4 x finance/investment author - 'Get a Financial Grip: a simple plan for financial freedom’ (2012) rated Top 10 finance books by Money Magazine & Dymocks.
"Unfortunately so much commentary is self-serving or sensationalist. Pete Wargent shines through with his clear, sober & dispassionate analysis of the housing market, which is so valuable. Pete drills into the facts & unlocks the details that others gloss over in their rush to get a headline. On housing Pete is a must read, must follow - he is one of the better property analysts in Australia" - Stephen Koukoulas, MD of Market Economics, former Senior Economics Adviser to Prime Minister Gillard.
"Pete Wargent is one of Australia's brightest financial minds - a must-follow for articulate, accurate & in-depth analysis." - David Scutt, Business Insider, leading Australian market analyst.
"I've been investing for over 40 years & read nearly every investment book ever written yet I still learned new concepts in his books.

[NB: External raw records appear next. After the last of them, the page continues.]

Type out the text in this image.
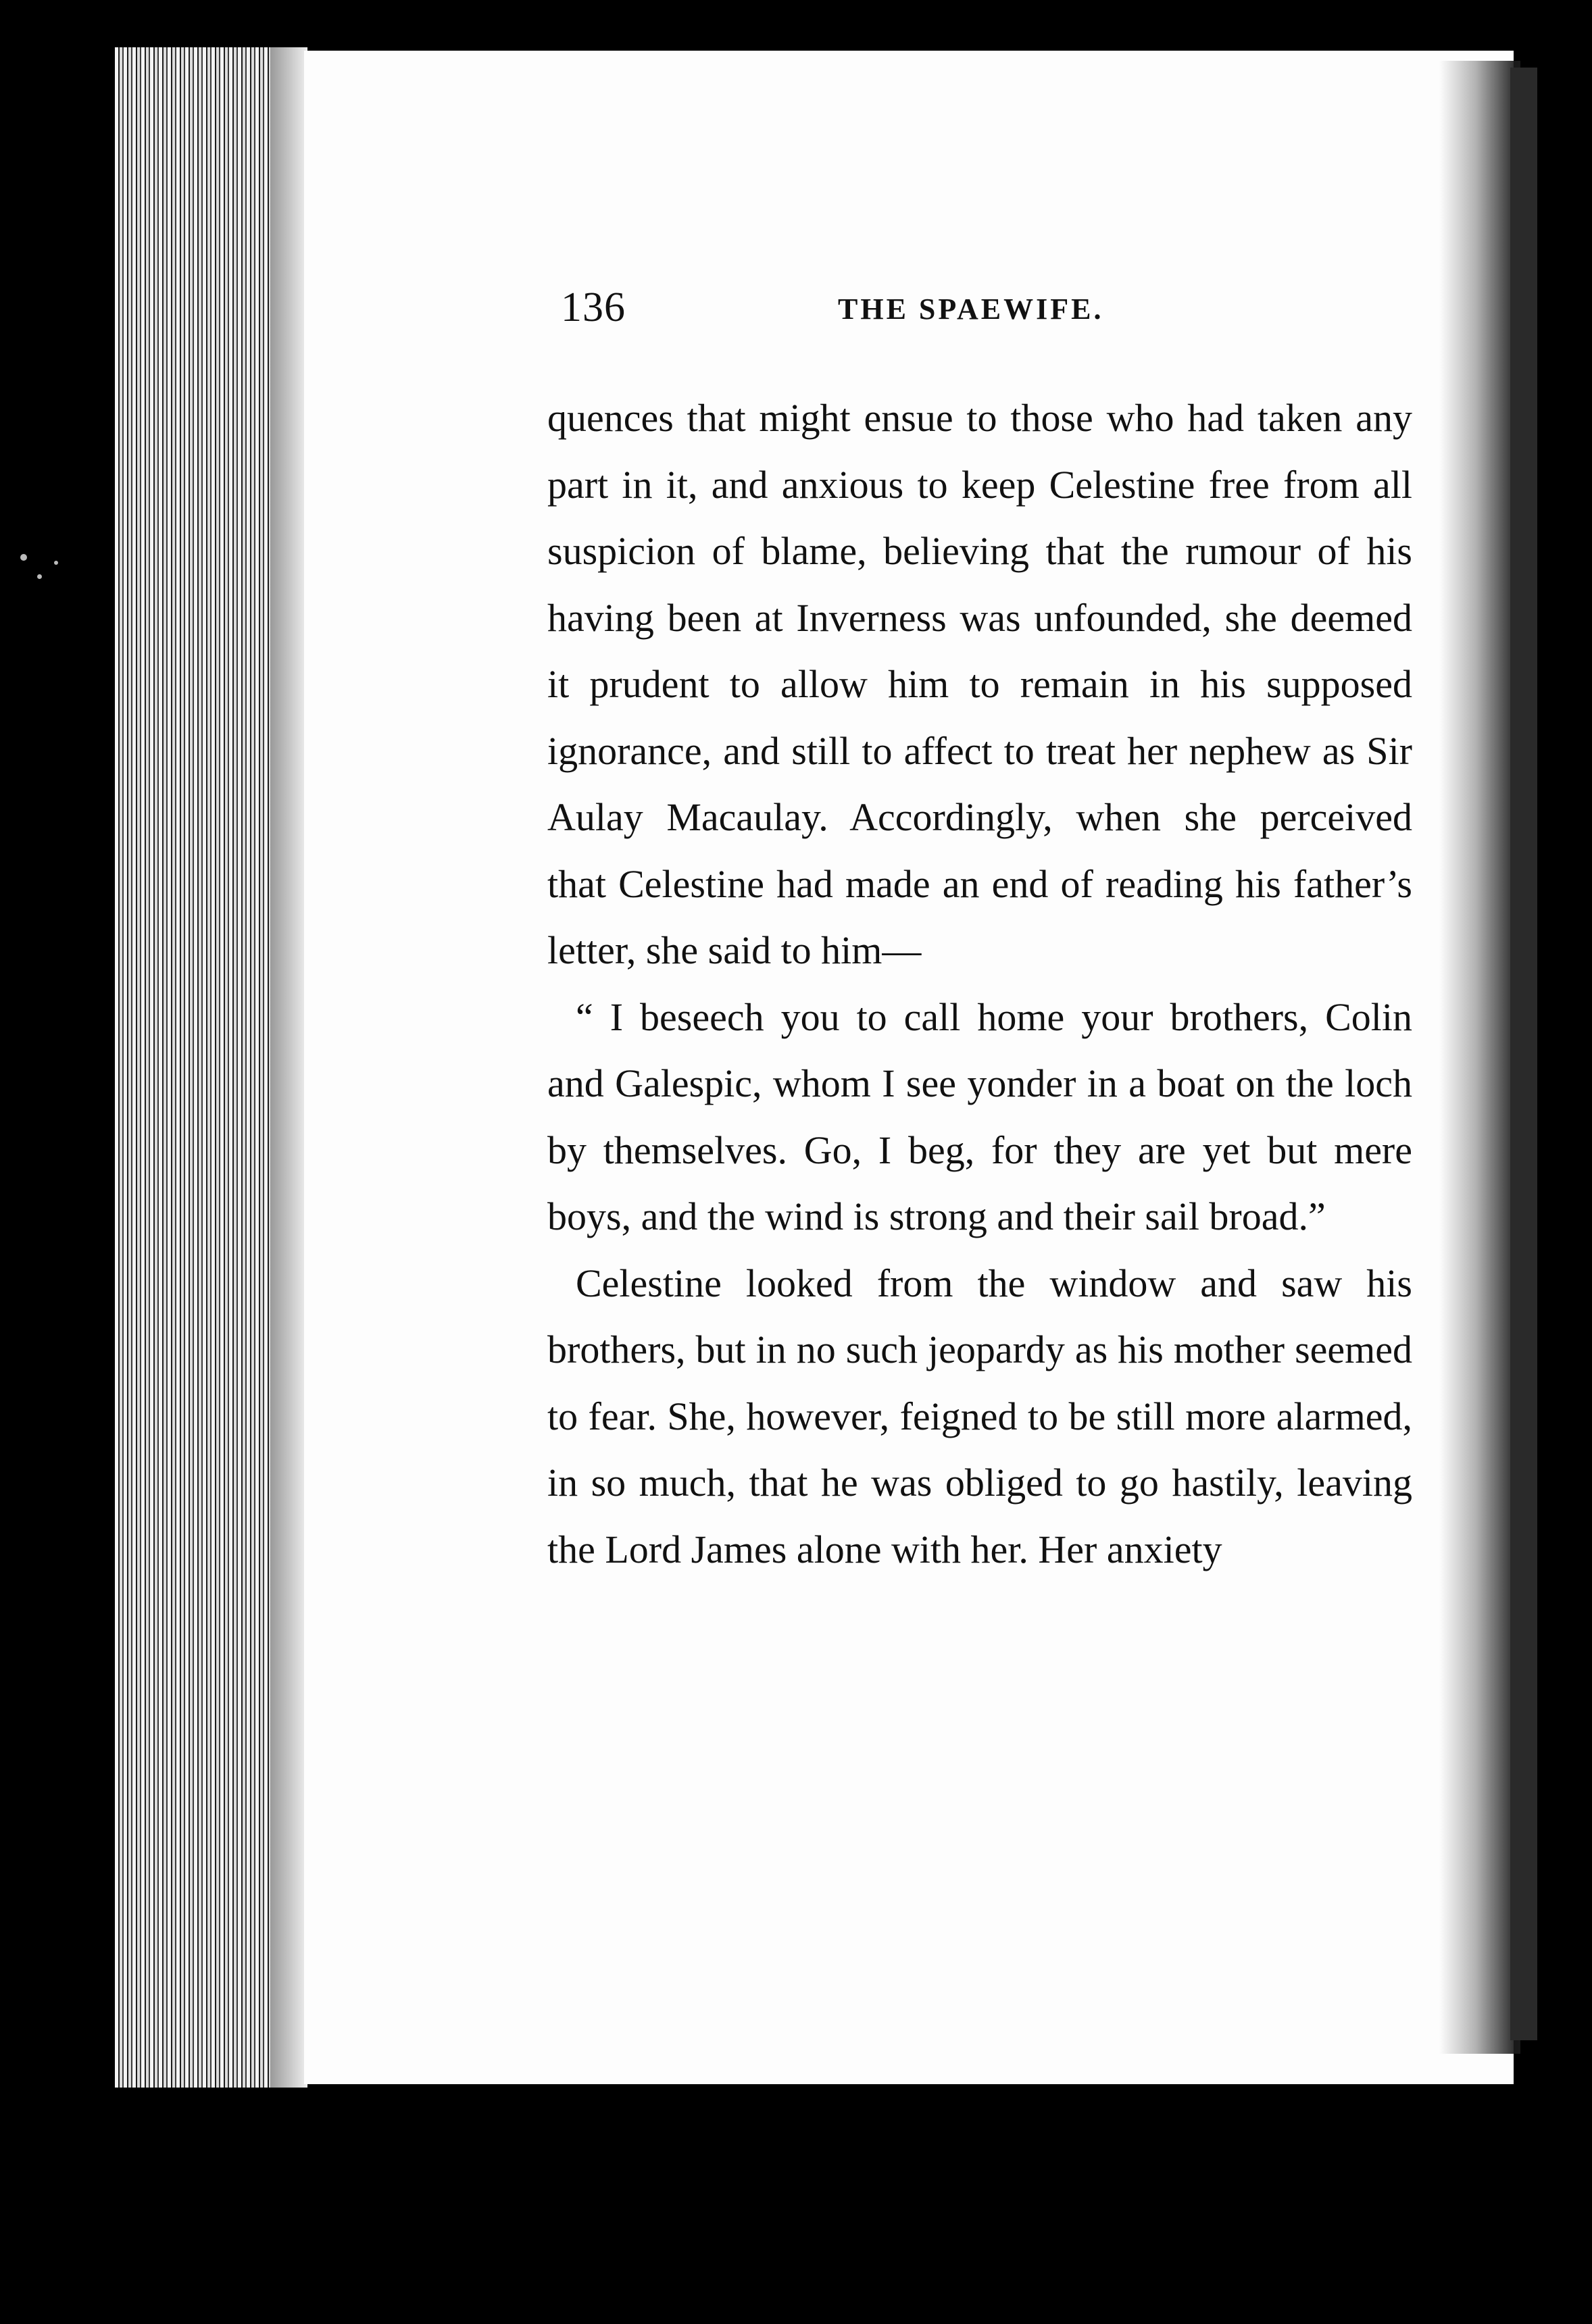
136	THE SPAEWIFE.

quences that might ensue to those who had taken any part in it, and anxious to keep Celestine free from all suspicion of blame, believing that the rumour of his having been at Inverness was unfounded, she deemed it prudent to allow him to remain in his supposed ignorance, and still to affect to treat her nephew as Sir Aulay Macaulay. Accordingly, when she perceived that Celestine had made an end of reading his father’s letter, she said to him—

“ I beseech you to call home your brothers, Colin and Galespic, whom I see yonder in a boat on the loch by themselves. Go, I beg, for they are yet but mere boys, and the wind is strong and their sail broad.”

Celestine looked from the window and saw his brothers, but in no such jeopardy as his mother seemed to fear. She, however, feigned to be still more alarmed, in so much, that he was obliged to go hastily, leaving the Lord James alone with her. Her anxiety
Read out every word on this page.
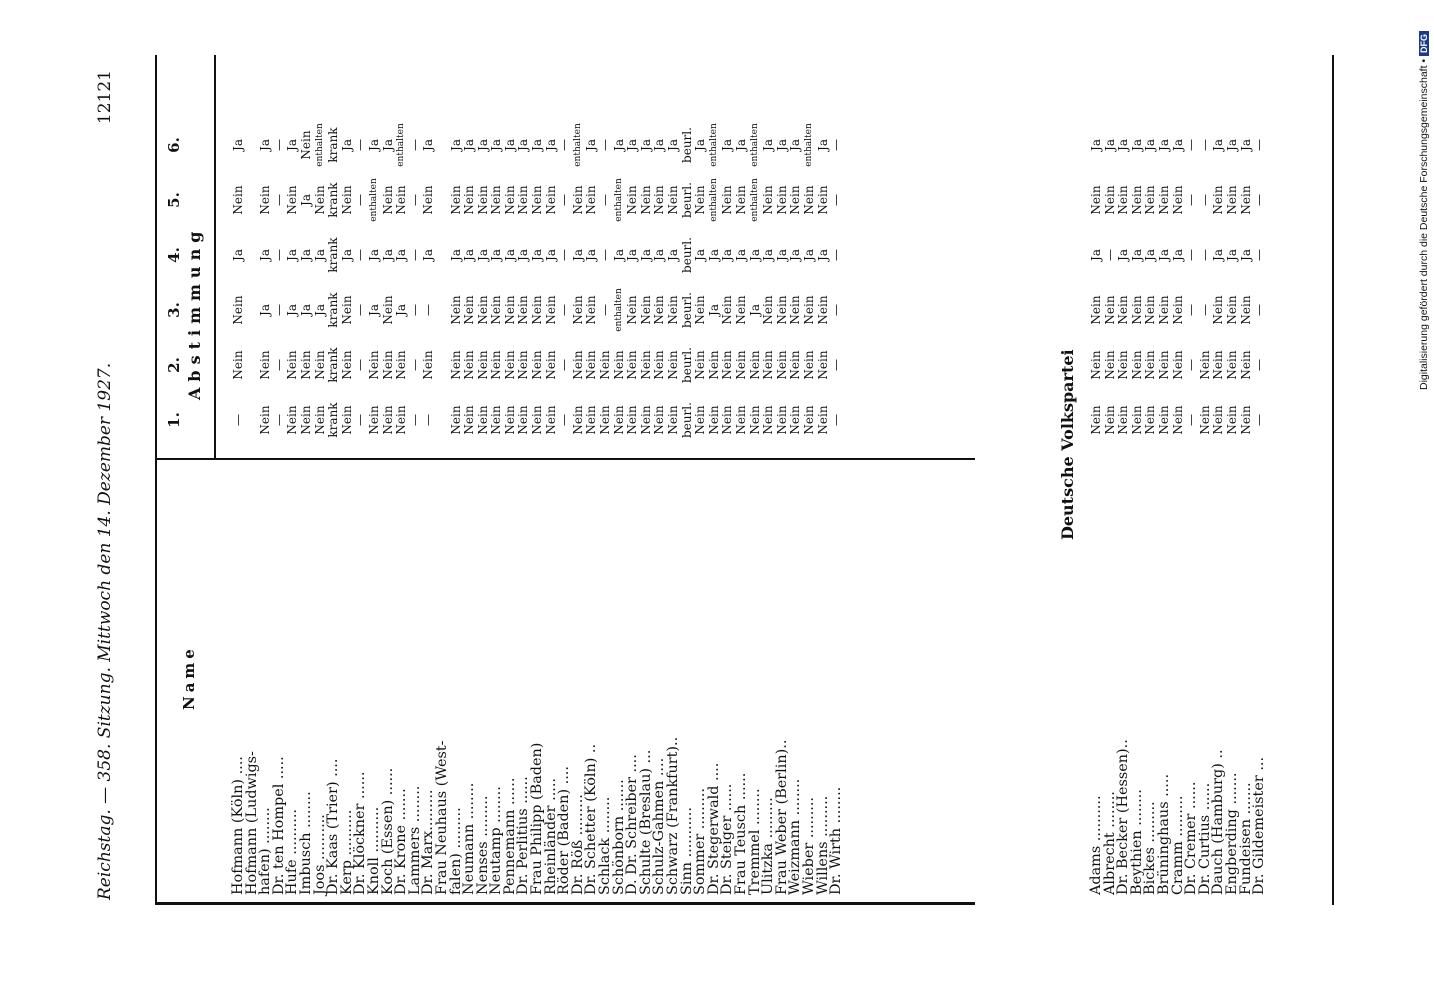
Reichstag. — 358. Sitzung. Mittwoch den 14. Dezember 1927.
12121
Name
Abstimmung
1.
2.
3.
4.
5.
6.
Hofmann (Köln) ....
Hofmann (Ludwigs-
hafen) ........
Dr. ten Hompel .....
Hufe ..........
Imbusch ........
Joos ..........
Dr. Kaas (Trier) ....
Kerp ..........
Dr. Klöckner ......
Knoll ..........
Koch (Essen) ......
Dr. Krone .......
Lammers ........
Dr. Marx.........
Frau Neuhaus (West-
falen) .........
Neumann ........
Nenses .........
Neutamp ........
Pennemann ......
Dr. Perlitius ......
Frau Philipp (Baden)
Rheinländer .....
Röder (Baden) ....
Dr. Röß .........
Dr. Schetter (Köln) ..
Schlack ........
Schönborn .......
D. Dr. Schreiber ....
Schulte (Breslau) ...
Schulz-Gahmen ....
Schwarz (Frankfurt)..
Sinn ...........
Sommer .........
Dr. Stegerwald ....
Dr. Steiger ......
Frau Teusch ......
Tremmel ........
Ulitzka .........
Frau Weber (Berlin)..
Weizmann ........
Wieber .........
Willens .........
Dr. Wirth ........
— Nein — Nein Nein Nein krank Nein — Nein Nein Nein — — Nein Nein Nein Nein Nein Nein Nein Nein — Nein Nein Nein Nein Nein Nein Nein Nein beurl. Nein Nein Nein Nein Nein Nein Nein Nein Nein Nein —
Nein Nein — Nein Nein Nein krank Nein — Nein Nein Nein — Nein Nein Nein Nein Nein Nein Nein Nein Nein — Nein Nein Nein Nein Nein Nein Nein Nein beurl. Nein Nein Nein Nein Nein Nein Nein Nein Nein Nein —
Nein Ja — Ja Ja Ja krank Nein — Ja Nein Ja — — Nein Nein Nein Nein Nein Nein Nein Nein — Nein Nein — enthalten Nein Nein Nein Nein beurl. Nein Ja Nein Nein Ja Nein Nein Nein Nein Nein —
Ja Ja — Ja Ja Ja krank Ja — Ja Ja Ja — Ja Ja Ja Ja Ja Ja Ja Ja Ja — Ja Ja — Ja Ja Ja Ja Ja beurl. Ja Ja Ja Ja Ja Ja Ja Ja Ja Ja —
Nein Nein — Nein Ja Nein krank Nein — enthalten Nein Nein — Nein Nein Nein Nein Nein Nein Nein Nein Nein — Nein Nein — enthalten Nein Nein Nein Nein beurl. Nein enthalten Nein Nein enthalten Nein Nein Nein Nein Nein —
Ja Ja — Ja Nein enthalten krank Ja — Ja Ja enthalten — Ja Ja Ja Ja Ja Ja Ja Ja Ja — enthalten Ja — Ja Ja Ja Ja Ja beurl. Ja enthalten Ja Ja enthalten Ja Ja Ja enthalten Ja —
Deutsche Volkspartei
Adams ..........
Albrecht ........
Dr. Becker (Hessen)..
Beythien ........
Bickes .........
Brüninghaus .....
Cramm .........
Dr. Cremer ......
Dr. Curtius ......
Dauch (Hamburg) ..
Engberding .......
Fundeisen .......
Dr. Gildemeister ...
Nein Nein Nein Nein Nein Nein Nein — Nein Nein Nein Nein —
Nein Nein Nein Nein Nein Nein Nein — Nein Nein Nein Nein —
Nein Nein Nein Nein Nein Nein Nein — — Nein Nein Nein —
Ja — Ja Ja Ja Ja Ja — — Ja Ja Ja —
Nein Nein Nein Nein Nein Nein Nein — — Nein Nein Nein —
Ja Ja Ja Ja Ja Ja Ja — — Ja Ja Ja —	Digitalisierung gefördert durch die Deutsche Forschungsgemeinschaft • DFG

Pete Wargent is one of Australia's finest young financial commentators." - Michael Yardney, Australia's leading property expert, Amazon #1 best-selling author.
"The most knowledgeable person on Aussie real estate markets - Pete's work is great, loads of good data and charts, the most comprehensive analyst I follow in Australia. If you follow Australia, follow Pete Wargent" - Jonathan Tepper, Variant Perception, Global Macroeconomic Research, and author of the New York Times bestsellers 'End Game' and 'Code Red'.
"Pete's daily analysis is unputdownable" - Dr. Chris Caton, Chief Economist, BT Financial.
Thursday, 9 February 2017
Bonza news for Queensland as commodity exports exceed $1bn per week
The state final demand figures showed how Queensland went through a very tough period in 2014 and 2015 as the resources construction boom faded away.
Western Australia is still going through this contractionary phase in 2017.
As I looked at here, however, a boost to Queensland's coal and LNG exports has seen the state's trade balance surge into surplus.
Meanwhile the contraction in resources construction has run its course in the sunshine state.
Further to this, the Queensland Treasury has released figures which show that commodity exports surged by $3.9 billion in 2016 to more than $52 billion, or $1 billion per week, largely due to a rebound in coal prices and record LNG export volumes as the new projects ramp up.
In fact the state level figures for Queensland are a bit understated for recent years, with the statistics not being fully disclosed for some commodities, which are being treated as confidential.
Throw in the impact of the lower dollar which has swelled the Queensland tourism sector, and it's a decent outlook for 2017.
No surprises, then, that net interstate migration into Queensland has been rising since the last quarter of calendar 2014.
In annualised terms internal migration to Queensland has more than doubled to exceed 11,500.
One of the biggest challenges for Queensland is that it has a looming glut of new apartments in inner city Brisbane which will need filling, while the ensuing residential construction downturn will also be a tough period to navigate.